Structure-guided evolution to improve the catalytic performance of aldo-keto reductase yhdN from Bacillus subtilis for preparing chiral diaryl α-hydroxy amides

Abstract

Optical diaryl α-hydroxy amides are valuable motifs for synthesis of chiral pharmaceuticals. Affected by the two bulky aryl substituents, their preparation by enantioselective carbonyl reduction remains a challenge for biocatalysis. Here an aldo-keto reductase yhdN from Bacillus subtilis was found to possess the catalytic abilities towards the reduction, but with poor activity and stereoselectivity, although the constructed yhdN–GDH whole cells were also used as a biocatalyst. Two stereocomplementary variants, W126F/W21S/A56T and W126A/W21A/P325V, were subsequently obtained by structure-guided evolution, achieving N-phenyl-2-hydroxy-2-phenylacetamide (1b) with conversions of 98.8 ± 1.1 % and 98.3 ± 1.3 %, and e.e. of 99.2 ± 0.8 %_(S) and 97.5 ± 1.0 %_(R) within 3 h, respectively. With the excellent variants in hand, the other chiral diaryl α-hydroxy amides were also successfully prepared.
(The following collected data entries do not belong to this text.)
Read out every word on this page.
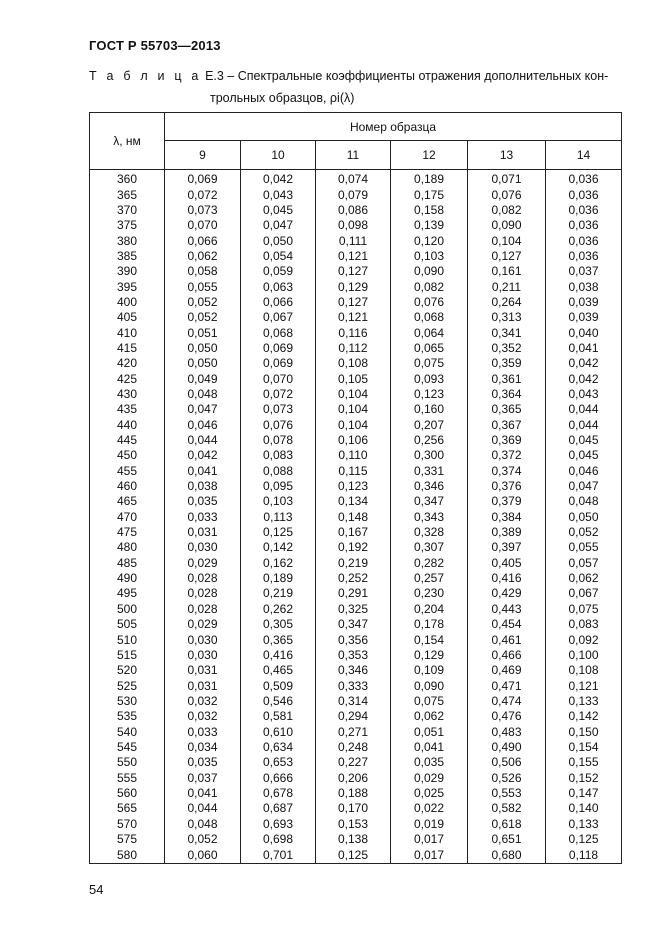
ГОСТ Р 55703—2013
Т а б л и ц а Е.3 – Спектральные коэффициенты отражения дополнительных кон-
трольных образцов, ρi(λ)
λ, нм	Номер образца					
	9	10	11	12	13	14
360	0,069	0,042	0,074	0,189	0,071	0,036
365	0,072	0,043	0,079	0,175	0,076	0,036
370	0,073	0,045	0,086	0,158	0,082	0,036
375	0,070	0,047	0,098	0,139	0,090	0,036
380	0,066	0,050	0,111	0,120	0,104	0,036
385	0,062	0,054	0,121	0,103	0,127	0,036
390	0,058	0,059	0,127	0,090	0,161	0,037
395	0,055	0,063	0,129	0,082	0,211	0,038
400	0,052	0,066	0,127	0,076	0,264	0,039
405	0,052	0,067	0,121	0,068	0,313	0,039
410	0,051	0,068	0,116	0,064	0,341	0,040
415	0,050	0,069	0,112	0,065	0,352	0,041
420	0,050	0,069	0,108	0,075	0,359	0,042
425	0,049	0,070	0,105	0,093	0,361	0,042
430	0,048	0,072	0,104	0,123	0,364	0,043
435	0,047	0,073	0,104	0,160	0,365	0,044
440	0,046	0,076	0,104	0,207	0,367	0,044
445	0,044	0,078	0,106	0,256	0,369	0,045
450	0,042	0,083	0,110	0,300	0,372	0,045
455	0,041	0,088	0,115	0,331	0,374	0,046
460	0,038	0,095	0,123	0,346	0,376	0,047
465	0,035	0,103	0,134	0,347	0,379	0,048
470	0,033	0,113	0,148	0,343	0,384	0,050
475	0,031	0,125	0,167	0,328	0,389	0,052
480	0,030	0,142	0,192	0,307	0,397	0,055
485	0,029	0,162	0,219	0,282	0,405	0,057
490	0,028	0,189	0,252	0,257	0,416	0,062
495	0,028	0,219	0,291	0,230	0,429	0,067
500	0,028	0,262	0,325	0,204	0,443	0,075
505	0,029	0,305	0,347	0,178	0,454	0,083
510	0,030	0,365	0,356	0,154	0,461	0,092
515	0,030	0,416	0,353	0,129	0,466	0,100
520	0,031	0,465	0,346	0,109	0,469	0,108
525	0,031	0,509	0,333	0,090	0,471	0,121
530	0,032	0,546	0,314	0,075	0,474	0,133
535	0,032	0,581	0,294	0,062	0,476	0,142
540	0,033	0,610	0,271	0,051	0,483	0,150
545	0,034	0,634	0,248	0,041	0,490	0,154
550	0,035	0,653	0,227	0,035	0,506	0,155
555	0,037	0,666	0,206	0,029	0,526	0,152
560	0,041	0,678	0,188	0,025	0,553	0,147
565	0,044	0,687	0,170	0,022	0,582	0,140
570	0,048	0,693	0,153	0,019	0,618	0,133
575	0,052	0,698	0,138	0,017	0,651	0,125
580	0,060	0,701	0,125	0,017	0,680	0,118
54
Molecular docking and molecular dynamics (MD) simulations revealed that the mutation of W21 and W126 played a key role to reshape the substrate-binding pocket of yhdN, and the formed π-π/π-alkyl interactions between N-phenyl-2-oxo-2-phenylacetamide (1a) and large- or small-pocket amino acid residues, respectively, could further assist in the corresponding (S)−/(R)-stereoselectivity. An advantage in applicability was also presented for variant–GDH whole-cell catalyst. Here provides another enzyme-catalyzed transformation towards chiral diaryl α-hydroxy amides that are difficult to be accessible.